Adam Matthew, partner with Miller Hendry Solicitors, which has offices in Perth, Crieff and Dundee, says ‘Fit and proper’ raised thorny issues in the past and could cause uncertainty and concern if it returns.

Adam Matthew, partner Miller Hendry Solicitors.

IN May, the Scottish Government introduced its bill containing provisions for amendment of the 2005 Licensing Act. One of the main amendments is the reintroduction of the “fit and proper test” that existed under the old licensing regime. Concerns regarding the move to reintroduce have been brewing in the industry since.

Licenceholders who operated under the old licensing regime will easily recall that, when purchasing licensed premises, they would submit an application for transfer of the licence. The board could then refuse an application if it found that an applicant was not a “fit and proper” person.
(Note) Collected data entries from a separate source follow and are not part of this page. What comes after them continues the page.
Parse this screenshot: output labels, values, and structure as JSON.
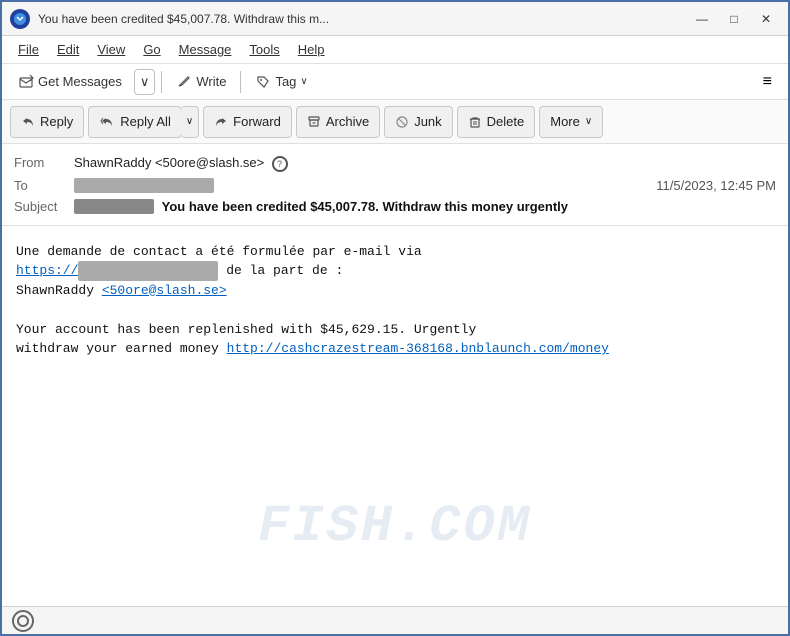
{
  "window": {
    "title": "You have been credited $45,007.78. Withdraw this m...",
    "icon_label": "thunderbird-icon"
  },
  "window_controls": {
    "minimize": "—",
    "maximize": "□",
    "close": "✕"
  },
  "menu": {
    "items": [
      "File",
      "Edit",
      "View",
      "Go",
      "Message",
      "Tools",
      "Help"
    ]
  },
  "toolbar1": {
    "get_messages_label": "Get Messages",
    "dropdown_arrow": "∨",
    "write_label": "Write",
    "tag_label": "Tag",
    "tag_arrow": "∨",
    "hamburger": "≡"
  },
  "toolbar2": {
    "reply_label": "Reply",
    "reply_all_label": "Reply All",
    "dropdown_arrow": "∨",
    "forward_label": "Forward",
    "archive_label": "Archive",
    "junk_label": "Junk",
    "delete_label": "Delete",
    "more_label": "More",
    "more_arrow": "∨"
  },
  "email": {
    "from_label": "From",
    "from_value": "ShawnRaddy <50ore@slash.se>",
    "to_label": "To",
    "to_redacted": "████████████████",
    "date": "11/5/2023, 12:45 PM",
    "subject_label": "Subject",
    "subject_redacted": "████████",
    "subject_text": "You have been credited $45,007.78. Withdraw this money urgently",
    "body_line1": "Une demande de contact a été formulée par e-mail via",
    "body_link1_prefix": "https://",
    "body_link1_redacted": "████████████",
    "body_line2": " de la part de :",
    "body_line3": "ShawnRaddy",
    "body_link2": "<50ore@slash.se>",
    "body_line4": "",
    "body_line5": "Your account has been replenished with $45,629.15. Urgently",
    "body_line6": "withdraw your earned money",
    "body_link3": "http://cashcrazestream-368168.bnblaunch.com/money",
    "watermark": "FISH.COM"
  },
  "status_bar": {
    "icon_label": "signal-icon"
  }
}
The police were entitled – and very much exercised their rights – to lodge objections to transfer applications, leading to a great many disputes and a whole range of case law with regards to testing what was deemed “fit and proper”.
In 2005 the “fit and proper test” was removed from the legislation.
Now, not even 10 years on from the test’s disappearance, the Air Weapons and Licensing (Scotland) Bill introduces a new, and very similar, form of wording: “… that the licensing board may refuse an application if they consider that, having regard to the licensing objectives, that the applicant is not a fit and proper person to be the holder of a premises licence.”
This wording also applies to a personal licence and the fit and proper test is also to be reintroduced in respect of licence reviews.
The bill goes on to say that if a holder is not found to be fit and proper then the board must revoke the licence. This has particularly pertinent implications for the licensed trade, as it would not be possible for the board to suspend the licence, allowing transfer to another individual. The consequences of this are potentially far-reaching for the many small businesses that make up the large part of the licensed trade.
Although the new provisions differ from those under the 1976 act in that they specifically refer to the licensing objectives, previous cases under the 1976 act may provide some guidance to resolving disputes, but any such cases will be of limited relevance given the changes.
If the bill gets passed, one thing that’s clear is that there is likely to be a period of uncertainty across the industry until the new fit and proper test is fully tested through the courts.
Concerns are likely to ripple through the licensed trade that Police Scotland will see the “fit and proper test” as a means to increase objections to licence applications and reviews, and that many premises licences – and by extension the livelihoods of many licenceholders – may be in danger.
At the moment the bill is, of course, just that – a bill. It does not yet have the force of law behind it. But the signs are there and the likelihood is that the bill will be passed and become an Act of the Scottish Parliament before the year is out.